The Reification Fallacy: Interpretability Studies Imaginary Entities
... but pretends that they are real
Deep learning is grounded in the tangible: weights, loss functions, and datasets—entities that are accessible, strictly defined, and measurable. Yet, interpretability research has drifted into the study of “imaginary quantities,” constructs that exist primarily in the researcher’s mind rather than the model’s computation.
We spend enormous cycles estimating feature importance, identifying concepts via SAEs, and isolating circuits. This is a reification fallacy. We frame our research as “estimating” these values, treating them as latent physical constants awaiting discovery.
This is problematic for two reasons. First, the quantities are ill-defined. Despite thousands of papers on concept-based methods, “concept” lacks a formal definition. Similarly, “feature importance” has no single ground-truth definition. We are estimating undefined variables. Second, extraction is brittle. Attribution methods depend heavily on specific perturbation baselines (gradient-based, perturbation-based, masking-based); SAE concepts fluctuate wildly based on architecture, sparsity penalties, and seeds. These quantities are not intrinsic to the model; they are artifacts of the external information we inject to find them.

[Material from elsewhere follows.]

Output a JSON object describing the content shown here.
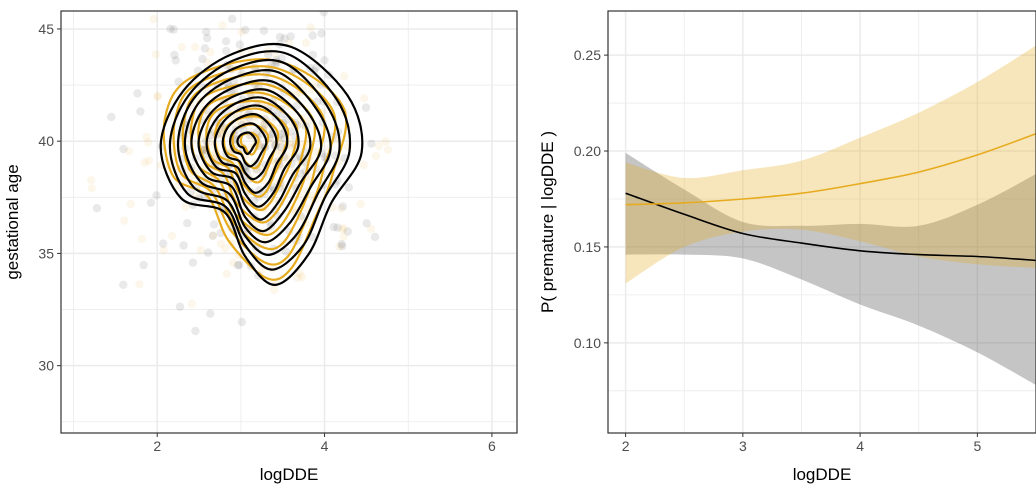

This reliance on imaginary quantities is not inherently fatal: physics routinely relies on unobservables like gravity or potential energy. However, these constructs are scientifically valid solely because they serve a function: predicting real, measurable phenomena. Their “reality” is derived entirely from their predictive utility.
Interpretability fails to build this bridge. Identifying a “circuit” is frequently treated as the terminal goal rather than an intermediate step toward solving real problems. When real-world validation does occur, it is often tenuous or restricted to toy settings (e.g., faithfulness on unrealistic perturbations, or weak intervention performance). If an abstraction is technically valid but effectively useless for predicting real-world model behavior, it is scientifically null.
If interpretability methods cannot yield concrete predictions about real-world neural network phenomena, we are not studying the model; we are reading tea leaves. If we cannot faithfully validate these abstractions after years of research, we must consider the possibility that the abstractions themselves are wrong.


great post!
I agree with:
> If interpretability methods cannot yield concrete predictions about real-world neural network phenomena, we are not studying the model; we are reading tea leaves
But I just think the antecedent doesn't satisfy. We often validate interpretability insights into prediction of NN behavior, and especially behavior when altering internal representations of the NN in some way.
I'm quite fond of my work https://arxiv.org/abs/2506.10138, which predicts actions of a reinforcement learner 50 steps in advance by looking at particular parts of the latent state. (See fig. 4.)
Circuits and concepts are a hypothesis and treated as such.